What to Do With the Gap
Once you've quantified the discrepancy and attributed it to its sources, the decision about what action to take depends on what you're using the data for.
For campaign performance reporting, GA4 sessions are usually the right number — they represent real humans who executed JavaScript, which correlates better with conversion-eligible visitors than raw server requests. A user hitting your page with an ad blocker that blocks both GA4 and your conversion pixel doesn't convert in your funnel either. The gap, in this context, is self-consistent.

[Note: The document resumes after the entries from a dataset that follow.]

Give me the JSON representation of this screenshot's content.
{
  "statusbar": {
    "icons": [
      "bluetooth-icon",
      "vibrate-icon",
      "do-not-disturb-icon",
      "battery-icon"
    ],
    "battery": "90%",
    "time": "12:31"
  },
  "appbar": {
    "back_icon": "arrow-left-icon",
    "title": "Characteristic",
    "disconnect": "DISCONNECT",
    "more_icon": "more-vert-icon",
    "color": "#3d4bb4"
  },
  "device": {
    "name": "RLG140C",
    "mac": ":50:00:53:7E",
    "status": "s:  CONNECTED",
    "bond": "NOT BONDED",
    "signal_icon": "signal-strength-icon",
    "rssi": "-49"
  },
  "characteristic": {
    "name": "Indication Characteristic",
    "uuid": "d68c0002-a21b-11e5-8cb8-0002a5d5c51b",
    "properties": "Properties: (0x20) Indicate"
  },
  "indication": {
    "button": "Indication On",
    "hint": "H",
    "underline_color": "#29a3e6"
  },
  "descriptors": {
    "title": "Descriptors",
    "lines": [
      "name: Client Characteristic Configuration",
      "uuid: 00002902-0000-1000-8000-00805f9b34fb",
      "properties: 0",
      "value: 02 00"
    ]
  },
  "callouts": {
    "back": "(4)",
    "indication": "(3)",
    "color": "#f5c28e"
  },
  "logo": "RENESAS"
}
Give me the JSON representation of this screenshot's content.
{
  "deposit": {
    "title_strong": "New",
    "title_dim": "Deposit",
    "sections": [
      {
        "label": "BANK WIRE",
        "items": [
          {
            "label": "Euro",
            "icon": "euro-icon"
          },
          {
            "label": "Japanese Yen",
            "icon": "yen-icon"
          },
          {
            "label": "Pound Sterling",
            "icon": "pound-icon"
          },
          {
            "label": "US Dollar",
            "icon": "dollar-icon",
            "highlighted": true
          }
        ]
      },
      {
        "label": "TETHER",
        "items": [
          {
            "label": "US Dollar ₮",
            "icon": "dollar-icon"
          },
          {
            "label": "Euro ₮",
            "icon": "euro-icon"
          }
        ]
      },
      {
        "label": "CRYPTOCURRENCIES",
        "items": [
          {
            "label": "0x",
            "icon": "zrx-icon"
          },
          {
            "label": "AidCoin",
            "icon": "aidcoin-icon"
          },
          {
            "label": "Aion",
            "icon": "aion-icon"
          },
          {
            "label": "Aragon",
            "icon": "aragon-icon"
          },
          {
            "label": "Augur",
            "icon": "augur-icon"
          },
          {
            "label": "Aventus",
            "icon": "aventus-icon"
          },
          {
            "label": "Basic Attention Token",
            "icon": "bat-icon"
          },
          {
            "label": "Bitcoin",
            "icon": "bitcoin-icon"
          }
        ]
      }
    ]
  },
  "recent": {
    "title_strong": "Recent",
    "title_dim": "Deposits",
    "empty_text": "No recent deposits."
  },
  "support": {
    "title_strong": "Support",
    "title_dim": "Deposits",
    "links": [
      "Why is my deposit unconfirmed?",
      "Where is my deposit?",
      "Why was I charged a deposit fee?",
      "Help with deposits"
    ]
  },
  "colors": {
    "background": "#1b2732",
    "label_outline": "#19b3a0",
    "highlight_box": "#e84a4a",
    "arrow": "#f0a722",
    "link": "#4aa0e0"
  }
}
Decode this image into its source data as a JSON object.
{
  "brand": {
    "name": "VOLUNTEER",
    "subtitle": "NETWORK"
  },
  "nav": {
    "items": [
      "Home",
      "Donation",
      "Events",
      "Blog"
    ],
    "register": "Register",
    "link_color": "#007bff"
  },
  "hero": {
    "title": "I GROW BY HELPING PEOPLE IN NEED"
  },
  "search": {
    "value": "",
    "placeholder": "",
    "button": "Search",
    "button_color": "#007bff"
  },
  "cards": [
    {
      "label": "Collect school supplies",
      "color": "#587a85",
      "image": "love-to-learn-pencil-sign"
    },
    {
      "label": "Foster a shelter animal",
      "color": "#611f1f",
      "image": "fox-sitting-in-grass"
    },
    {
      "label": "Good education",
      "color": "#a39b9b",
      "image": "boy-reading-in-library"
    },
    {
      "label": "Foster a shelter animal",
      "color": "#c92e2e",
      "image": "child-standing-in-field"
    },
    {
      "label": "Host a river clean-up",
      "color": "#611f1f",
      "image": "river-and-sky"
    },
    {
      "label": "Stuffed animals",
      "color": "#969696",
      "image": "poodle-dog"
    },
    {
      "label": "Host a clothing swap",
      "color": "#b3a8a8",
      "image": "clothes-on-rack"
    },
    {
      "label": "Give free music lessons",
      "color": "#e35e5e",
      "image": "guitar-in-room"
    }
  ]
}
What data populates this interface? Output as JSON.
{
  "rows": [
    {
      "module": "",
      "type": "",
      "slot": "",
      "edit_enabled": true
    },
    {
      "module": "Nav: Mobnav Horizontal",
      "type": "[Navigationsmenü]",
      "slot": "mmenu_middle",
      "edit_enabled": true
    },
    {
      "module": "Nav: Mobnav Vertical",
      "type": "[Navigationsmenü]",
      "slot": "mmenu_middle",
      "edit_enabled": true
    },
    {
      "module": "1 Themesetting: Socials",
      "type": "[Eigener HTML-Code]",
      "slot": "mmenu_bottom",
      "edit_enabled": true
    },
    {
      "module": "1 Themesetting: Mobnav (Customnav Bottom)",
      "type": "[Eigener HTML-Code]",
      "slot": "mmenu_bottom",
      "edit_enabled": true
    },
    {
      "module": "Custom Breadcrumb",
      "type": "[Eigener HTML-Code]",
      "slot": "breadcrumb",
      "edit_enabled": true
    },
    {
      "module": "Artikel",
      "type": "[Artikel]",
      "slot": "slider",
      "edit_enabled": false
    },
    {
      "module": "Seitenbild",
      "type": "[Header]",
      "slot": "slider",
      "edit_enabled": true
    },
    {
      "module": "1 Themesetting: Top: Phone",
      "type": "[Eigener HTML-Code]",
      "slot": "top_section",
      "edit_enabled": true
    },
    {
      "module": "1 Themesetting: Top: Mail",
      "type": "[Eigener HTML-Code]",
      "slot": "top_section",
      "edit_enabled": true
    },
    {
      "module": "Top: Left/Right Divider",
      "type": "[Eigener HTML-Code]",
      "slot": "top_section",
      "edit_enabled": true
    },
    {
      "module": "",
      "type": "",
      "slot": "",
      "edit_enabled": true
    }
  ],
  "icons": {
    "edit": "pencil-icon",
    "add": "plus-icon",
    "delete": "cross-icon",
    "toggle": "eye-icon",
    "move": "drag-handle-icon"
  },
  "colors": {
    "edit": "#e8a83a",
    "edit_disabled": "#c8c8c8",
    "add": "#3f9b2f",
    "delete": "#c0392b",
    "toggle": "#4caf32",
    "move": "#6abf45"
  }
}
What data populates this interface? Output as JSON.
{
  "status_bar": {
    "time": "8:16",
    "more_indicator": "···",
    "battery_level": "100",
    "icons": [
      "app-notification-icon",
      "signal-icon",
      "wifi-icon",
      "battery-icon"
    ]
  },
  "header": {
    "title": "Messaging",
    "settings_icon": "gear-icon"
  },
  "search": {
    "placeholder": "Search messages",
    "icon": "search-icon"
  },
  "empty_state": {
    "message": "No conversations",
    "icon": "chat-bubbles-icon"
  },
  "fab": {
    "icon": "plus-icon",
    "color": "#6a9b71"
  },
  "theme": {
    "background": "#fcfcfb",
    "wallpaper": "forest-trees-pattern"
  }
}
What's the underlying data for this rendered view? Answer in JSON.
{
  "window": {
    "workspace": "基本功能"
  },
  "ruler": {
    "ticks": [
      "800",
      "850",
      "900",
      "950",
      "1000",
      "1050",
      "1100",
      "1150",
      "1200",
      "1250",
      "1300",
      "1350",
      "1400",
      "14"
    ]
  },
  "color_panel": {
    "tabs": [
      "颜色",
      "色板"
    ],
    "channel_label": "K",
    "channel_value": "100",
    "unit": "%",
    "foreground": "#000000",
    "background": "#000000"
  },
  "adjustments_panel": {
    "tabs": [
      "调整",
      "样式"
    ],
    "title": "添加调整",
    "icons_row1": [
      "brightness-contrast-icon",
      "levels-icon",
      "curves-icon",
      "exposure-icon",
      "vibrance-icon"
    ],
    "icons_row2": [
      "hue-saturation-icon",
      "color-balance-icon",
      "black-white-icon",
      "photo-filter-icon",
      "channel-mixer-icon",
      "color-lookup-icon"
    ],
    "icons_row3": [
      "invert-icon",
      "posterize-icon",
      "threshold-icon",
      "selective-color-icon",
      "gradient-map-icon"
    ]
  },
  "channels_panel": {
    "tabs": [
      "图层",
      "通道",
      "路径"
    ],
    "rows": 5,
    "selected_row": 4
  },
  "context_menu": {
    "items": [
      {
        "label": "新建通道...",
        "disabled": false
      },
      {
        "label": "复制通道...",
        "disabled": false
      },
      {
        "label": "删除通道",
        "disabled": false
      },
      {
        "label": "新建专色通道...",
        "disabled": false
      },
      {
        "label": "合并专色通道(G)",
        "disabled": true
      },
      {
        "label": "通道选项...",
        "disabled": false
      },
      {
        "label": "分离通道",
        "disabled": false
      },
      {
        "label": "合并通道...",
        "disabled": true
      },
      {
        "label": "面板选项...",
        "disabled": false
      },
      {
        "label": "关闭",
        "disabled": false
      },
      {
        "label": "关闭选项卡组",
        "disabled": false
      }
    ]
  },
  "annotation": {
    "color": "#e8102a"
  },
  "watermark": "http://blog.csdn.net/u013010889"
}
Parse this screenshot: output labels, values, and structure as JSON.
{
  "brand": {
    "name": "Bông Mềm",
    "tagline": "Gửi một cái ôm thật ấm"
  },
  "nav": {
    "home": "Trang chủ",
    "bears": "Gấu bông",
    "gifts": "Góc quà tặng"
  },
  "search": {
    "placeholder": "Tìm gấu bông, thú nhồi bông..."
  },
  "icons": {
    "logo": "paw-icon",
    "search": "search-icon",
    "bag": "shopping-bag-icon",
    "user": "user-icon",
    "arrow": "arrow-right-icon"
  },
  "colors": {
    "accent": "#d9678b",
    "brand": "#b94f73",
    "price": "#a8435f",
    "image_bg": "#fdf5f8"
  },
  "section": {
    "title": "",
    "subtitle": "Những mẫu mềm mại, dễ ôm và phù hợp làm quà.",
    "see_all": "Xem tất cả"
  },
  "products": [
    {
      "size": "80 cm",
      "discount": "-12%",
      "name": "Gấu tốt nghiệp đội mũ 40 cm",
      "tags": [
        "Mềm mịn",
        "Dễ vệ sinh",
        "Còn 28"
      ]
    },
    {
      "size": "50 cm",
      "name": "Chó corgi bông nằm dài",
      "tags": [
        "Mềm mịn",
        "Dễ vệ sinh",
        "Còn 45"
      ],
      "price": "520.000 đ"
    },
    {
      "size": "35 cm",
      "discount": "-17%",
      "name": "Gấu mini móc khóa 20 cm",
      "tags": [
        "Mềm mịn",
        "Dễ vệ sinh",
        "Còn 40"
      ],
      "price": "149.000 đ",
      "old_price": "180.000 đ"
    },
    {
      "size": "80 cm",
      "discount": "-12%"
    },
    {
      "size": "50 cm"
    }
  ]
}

For capacity planning and infrastructure sizing, server log counts are the right number. Nginx doesn't care whether a request comes from a bot or a human — it serves both. Your server needs to handle the full request volume, not just the GA4-measured subset.
For fraud detection in paid campaigns — specifically, detecting click fraud on CPC campaigns — the comparison between server logs and GA4 is itself the signal. A campaign where server logs show 10,000 clicks but GA4 shows 200 sessions has an 98% gap that strongly suggests bot-driven click inflation, not ad blocker penetration. Normal human audiences with high ad-blocker rates still show GA4 capture rates of 55–70%. A 2% capture rate is not an ad blocker problem.
The teams that get burned are the ones who pick one number and declare it authoritative without understanding what it measures. GA4 sessions are not a count of all humans who visited your site. Server log requests are not a count of all sessions. Both statements are correct, and neither number is wrong — they're just measuring different things. The reconciliation process doesn't eliminate the gap; it tells you whether the gap is explainable, expected, and stable — or a signal that something in your tracking pipeline has broken.
For the vvd.im stack, I run the reconciliation query nightly as part of a scheduled Spring Boot job that writes a summary to a MariaDB reporting table. Any campaign where the GA4 capture rate drops more than 15 percentage points from its 7-day average triggers a Slack alert. That alert has caught a broken GTM tag, a consent banner misconfiguration after a CMP update, and — twice — a legitimate redirect configuration regression that was stripping UTM parameters silently. Not one of those issues would have been visible in GA4 reports alone.